Monday, October 19, 2015: 2:15 PM
Grand Ballroom B (Hyatt Regency St. Louis at the Arch)

Susan dosReis, PhD1, Xinyi Ng, BSc (Pharm)2, Melissa Ross, MA1, Gloria M. Reeves, M.D.3, Emily Frosch, M.D.4 and John F.P. Bridges, PhD5, (1)University of Maryland School of Pharmacy, Baltimore, MD, (2)University of Maryland Baltimore, Baltimore, MD, (3)University of Maryland School of Medicine, Baltimore, MD, (4)Johns Hopkins School of Medicine, Baltimore, MD, (5)Johns Hopkins Bloomberg School of Public Health, Baltimore, MD
Purpose: Preference heterogeneity, often analyzed by stratification on observable factors known to influence preferences, may be better assessed with latent class analysis. We compared theses approaches within a study of caregiver preferences for pediatric attention-deficit/hyperactivity disorder (ADHD) treatments.

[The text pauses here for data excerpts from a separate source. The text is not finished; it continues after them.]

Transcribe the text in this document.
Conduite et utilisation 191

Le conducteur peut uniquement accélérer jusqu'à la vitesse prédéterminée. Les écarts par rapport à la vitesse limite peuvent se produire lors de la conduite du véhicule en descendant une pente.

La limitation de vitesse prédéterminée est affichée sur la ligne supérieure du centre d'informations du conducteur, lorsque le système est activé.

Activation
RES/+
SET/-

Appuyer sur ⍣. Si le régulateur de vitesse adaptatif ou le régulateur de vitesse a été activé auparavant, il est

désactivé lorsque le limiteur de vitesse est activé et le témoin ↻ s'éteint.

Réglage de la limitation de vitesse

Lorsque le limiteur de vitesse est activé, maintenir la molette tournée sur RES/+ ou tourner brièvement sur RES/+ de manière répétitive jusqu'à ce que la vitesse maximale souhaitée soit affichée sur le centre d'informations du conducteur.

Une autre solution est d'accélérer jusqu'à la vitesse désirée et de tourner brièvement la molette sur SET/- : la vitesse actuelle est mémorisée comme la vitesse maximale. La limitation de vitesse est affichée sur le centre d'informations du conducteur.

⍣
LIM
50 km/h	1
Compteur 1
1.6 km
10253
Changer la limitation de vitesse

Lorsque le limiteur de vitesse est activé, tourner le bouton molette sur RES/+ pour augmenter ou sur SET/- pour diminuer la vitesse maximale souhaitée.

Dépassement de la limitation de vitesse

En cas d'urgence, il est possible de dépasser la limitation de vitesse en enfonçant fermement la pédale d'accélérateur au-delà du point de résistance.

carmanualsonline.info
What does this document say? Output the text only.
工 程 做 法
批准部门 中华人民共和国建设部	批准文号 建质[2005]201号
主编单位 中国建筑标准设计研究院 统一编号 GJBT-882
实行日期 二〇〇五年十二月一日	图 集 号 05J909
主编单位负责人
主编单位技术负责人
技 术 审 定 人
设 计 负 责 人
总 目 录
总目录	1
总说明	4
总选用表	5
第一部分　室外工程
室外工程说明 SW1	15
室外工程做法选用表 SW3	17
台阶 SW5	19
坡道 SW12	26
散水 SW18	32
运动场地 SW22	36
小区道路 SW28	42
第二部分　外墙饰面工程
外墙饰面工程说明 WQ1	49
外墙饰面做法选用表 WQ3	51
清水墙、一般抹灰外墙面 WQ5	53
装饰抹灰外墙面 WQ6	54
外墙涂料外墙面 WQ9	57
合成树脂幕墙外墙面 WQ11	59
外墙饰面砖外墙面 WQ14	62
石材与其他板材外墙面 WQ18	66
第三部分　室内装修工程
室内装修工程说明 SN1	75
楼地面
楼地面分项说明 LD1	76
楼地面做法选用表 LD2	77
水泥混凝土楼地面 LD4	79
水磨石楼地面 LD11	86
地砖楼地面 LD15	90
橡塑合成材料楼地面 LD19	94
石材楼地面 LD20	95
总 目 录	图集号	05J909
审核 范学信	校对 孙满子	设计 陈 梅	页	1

Method: Eligible caregivers had a child aged 4-14 years being treated for ADHD, and were recruited from community clinics and support groups. Treatment preferences were elicited using Case 2 Best Worst Scaling (BWS), implemented as part of a larger survey that captured demographic and clinical information, including time since ADHD diagnosis. The 18 BWS profiles were identified from a main-effects orthogonal array spanning seven attributes (i.e., medication, therapy, school, caregiver training, provider, communication, and costs). The dependent variable was caregivers’ choice of a best and a worst attribute for each profile. Preference heterogeneity was examined by: a) stratification of time since ADHD diagnosis (<4 years/4+ years), since illness experience can influence preferences; b) latent class analysis (LCA). In the stratified analysis, the best-worst score method was estimated separately for each strata. Latent Gold®Choice was used to conduct the LCA. The latent segment solution was determined using model fit statistics and theoretical interpretability. Bivariate statistics tested for statistically significant differences in demographic and treatment by diagnosis duration strata and across latent segments.

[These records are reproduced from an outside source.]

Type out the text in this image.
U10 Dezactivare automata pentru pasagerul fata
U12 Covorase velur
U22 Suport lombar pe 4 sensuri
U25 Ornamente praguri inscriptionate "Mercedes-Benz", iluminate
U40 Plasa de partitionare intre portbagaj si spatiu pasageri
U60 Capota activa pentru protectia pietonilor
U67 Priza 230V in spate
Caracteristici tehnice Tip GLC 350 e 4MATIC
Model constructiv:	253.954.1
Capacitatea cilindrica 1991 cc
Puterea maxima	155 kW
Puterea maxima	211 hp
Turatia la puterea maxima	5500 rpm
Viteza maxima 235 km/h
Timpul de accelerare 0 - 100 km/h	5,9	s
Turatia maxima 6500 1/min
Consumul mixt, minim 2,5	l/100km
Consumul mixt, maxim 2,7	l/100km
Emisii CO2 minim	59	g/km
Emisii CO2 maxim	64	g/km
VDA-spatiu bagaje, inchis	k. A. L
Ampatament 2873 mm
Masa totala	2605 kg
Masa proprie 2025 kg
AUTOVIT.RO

Result: Caregivers (n=184; 84% mothers; 43% college-educated) reported for children who were on average 9 years old and taking stimulants (75%). Regardless of time since the child’s ADHD diagnosis, medication use seven days a week, therapy in a clinic, and an individualized education program were most preferred (p<0.001). Irrespective of ADHD duration, out-of-pocket costs and caregiver behavior training were most important (p<0.001), but the conditional importance of medication and school accommodations differed. Demographic and treatment variables were similar between the two groups. The LCA generated a three-segment solution: 1) cost-sensitive (53%); 2) multi-modal treatment (23%); 3) medication-oriented (24%). Medication administration, therapy location, school accommodation, caregiver behavior training, and out-of-pocket costs discriminated each class. ADHD duration did not differ across segments (p>0.05), and few other factors were significantly different.

Conclusion: Latent class analysis provides a nuanced understanding of preferences for medical treatment, and can be applied to other medical conditions.  Future research will build upon this work to investigate the correlation with adherence.